South Korea’s Bucheon International Fantastic Film Festival (Bifan) launched the Scary Tales Archive last year to focus on discovering and archiving frightening stories.
Out of the initiative came a collection of nine shorts, which were given production support and shown as part of this year’s festival (July 8-18).
This year, the festival built on the project with the launch of the Scary Tales Campus, which includes mentoring sessions through the Scary Tales Planning and Development Camp where mentees will eventually pitch their projects to potential investment and production partners.
“We are growing the Scary Tales Campus with the concept of educating and nurturing talent,” says Ellen YD Kim, head of the initiative. “The festival is expanding its role from just screening films to growing creators.”
The programme received a total of 108 submissions for eight selections that are mentored for two months in a one-on-one lab, ending with an industry pitching session. Each project received $1,750 (KW2m) in grant money to put towards planning and development.

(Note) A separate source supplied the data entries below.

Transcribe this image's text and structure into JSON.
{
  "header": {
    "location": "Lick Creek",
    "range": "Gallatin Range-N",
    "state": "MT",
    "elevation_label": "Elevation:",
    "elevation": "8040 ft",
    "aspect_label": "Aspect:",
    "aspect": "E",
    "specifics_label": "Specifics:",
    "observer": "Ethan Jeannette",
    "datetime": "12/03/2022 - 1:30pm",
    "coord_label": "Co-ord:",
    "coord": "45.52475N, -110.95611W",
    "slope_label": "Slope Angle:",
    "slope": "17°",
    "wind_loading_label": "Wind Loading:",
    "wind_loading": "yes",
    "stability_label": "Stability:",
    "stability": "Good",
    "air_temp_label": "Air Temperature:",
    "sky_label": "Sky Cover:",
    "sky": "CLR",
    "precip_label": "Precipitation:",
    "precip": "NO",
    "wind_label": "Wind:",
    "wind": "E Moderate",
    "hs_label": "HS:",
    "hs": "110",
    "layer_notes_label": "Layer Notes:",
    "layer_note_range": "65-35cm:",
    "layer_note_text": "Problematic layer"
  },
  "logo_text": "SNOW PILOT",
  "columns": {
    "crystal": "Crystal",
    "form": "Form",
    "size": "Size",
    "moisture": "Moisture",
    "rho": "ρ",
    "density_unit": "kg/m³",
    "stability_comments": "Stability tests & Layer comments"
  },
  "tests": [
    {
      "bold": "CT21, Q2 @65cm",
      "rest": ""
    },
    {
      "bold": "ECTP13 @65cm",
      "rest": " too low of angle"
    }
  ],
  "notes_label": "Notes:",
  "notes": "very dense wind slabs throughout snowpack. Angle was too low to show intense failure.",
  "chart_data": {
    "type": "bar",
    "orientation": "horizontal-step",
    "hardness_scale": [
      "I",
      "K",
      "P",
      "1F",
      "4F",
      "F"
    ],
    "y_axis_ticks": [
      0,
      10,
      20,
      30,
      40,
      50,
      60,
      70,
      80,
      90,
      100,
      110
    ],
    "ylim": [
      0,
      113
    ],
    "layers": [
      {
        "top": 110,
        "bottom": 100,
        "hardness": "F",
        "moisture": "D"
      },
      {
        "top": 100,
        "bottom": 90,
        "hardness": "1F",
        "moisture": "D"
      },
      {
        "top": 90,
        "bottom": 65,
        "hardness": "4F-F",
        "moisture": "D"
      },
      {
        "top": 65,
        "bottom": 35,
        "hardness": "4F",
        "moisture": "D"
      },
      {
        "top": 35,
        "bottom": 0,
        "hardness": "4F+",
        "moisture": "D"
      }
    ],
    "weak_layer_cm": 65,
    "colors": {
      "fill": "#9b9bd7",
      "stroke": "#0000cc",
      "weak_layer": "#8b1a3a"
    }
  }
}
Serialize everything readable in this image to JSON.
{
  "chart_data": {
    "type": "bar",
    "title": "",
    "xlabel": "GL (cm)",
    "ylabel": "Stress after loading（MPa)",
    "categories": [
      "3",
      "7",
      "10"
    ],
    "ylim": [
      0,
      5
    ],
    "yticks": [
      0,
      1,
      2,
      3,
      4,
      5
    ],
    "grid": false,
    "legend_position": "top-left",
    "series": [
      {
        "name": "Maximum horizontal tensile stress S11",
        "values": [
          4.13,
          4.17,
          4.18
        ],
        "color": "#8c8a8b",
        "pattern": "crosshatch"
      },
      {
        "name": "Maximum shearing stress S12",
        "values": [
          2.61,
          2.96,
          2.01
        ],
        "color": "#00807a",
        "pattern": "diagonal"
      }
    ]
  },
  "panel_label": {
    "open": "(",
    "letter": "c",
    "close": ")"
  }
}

“The industry is taking a lot of interest and seems to be anticipating a lot,” she says. “We even got inquiries about IPs and participating in the selection process so that these large companies could have, in actuality, first look at these projects but we were careful about that. Maybe later on we can have partnerships.”
After South Korea increased its social distancing measures for Seoul and its environs for two weeks from July 12, the Scary Tales Project Pitching Event, originally scheduled for July 13, was postponed for a later date in August.
“We discussed it with the mentees and they all agreed they wanted to do the pitching face-to-face and not online,” says Kim, adding the exact date will be fixed towards the end of July when the situation becomes clearer.
“It’s half a day of pitching and meeting with the industry. All the major investor-distributors like CJ, Megabox, Showbox, NEW and the others have signed up to attend. With six feature film projects and two series projects all specialised to scary tales, it’s been attracting a lot of attention from producers and distributors.”
On the day of the pitching event, attendees will be given “coins” to vote with.
“KW30m ($26,275) will be split amongst the eight projects, depending on how many coins each gets,” she explains. “We’re thinking of having about 30 attendees and they will each get five coins to give out as they see fit.”
Masterclass lecturers included The Wailing director Na Hong-jin, whose Korea-Thailand co-production The Medium (which he produced) won this year’s Best of Bucheon award; Kim Donghyun, head of investment for Korean films at investor-distributor Merry Christmas (Space Sweepers); and Kim Eunhee, screenwriter of hit series Kingdom.
Mentors included The Age Of Shadows producer Lee Jinsook, Blind Witness producer Yun Changeop and OCN Studio chief producer Han Jihyeong, whose credits include Hell Is Other People.
“Some of the mentors were part of the selection process and they competed to mentor their preferred projects so the mentoring went well,” says Kim. “They taught the mentees a lot and helped them tunnel through blockages in development.
“Rather than as a project market, we are hoping this initiative grows and develops talent that is suited to the film festival, and that we can help use our network of professionals to nurture eventual genre masters.
“Directors like Jang Joon-hwan and Bong Joon Ho all had someone discover and give them opportunities when they were young. I am hoping this becomes a place where creative people with good ideas can come knocking and that it becomes an ecosystem that is tailored to them.”
The Bifan Industry Gathering (BIG) does already have the Fantastic Film School (FFS), but Kim notes it is just a one-week workshop, positing that eventually the Scary Tales Campus might work together with FFS, and hopefully go on to create an Asian residency programme that could run for months and have mentees shoot films together.
“We have to establish this programme first, but I’d like to dedicate the rest of my life to this sort of work, helping talented people with the connections and networks that I have,” says Kim, a producer whose credits also include Cannes Un Certain Regard title Cry Woman and Hong Sangsoo’s Berlinale feature Night And Day.
This year also saw the launch of initiatives such as the Scary Tales Location Map, which introduces places to shoot in Bucheon’s jurisdiction that match up with the scary tales concept – such as the abandoned Dodang reservoir and cultural regeneration spaces like Bucheon Art Bunker B39, which was previously an incineration plant, as well as the continuation of the Vertical Cinema Production Support programme that Bifan and TikTok sponsored to have 10 Directors’ Guild of Korea members produce films in a vertical format.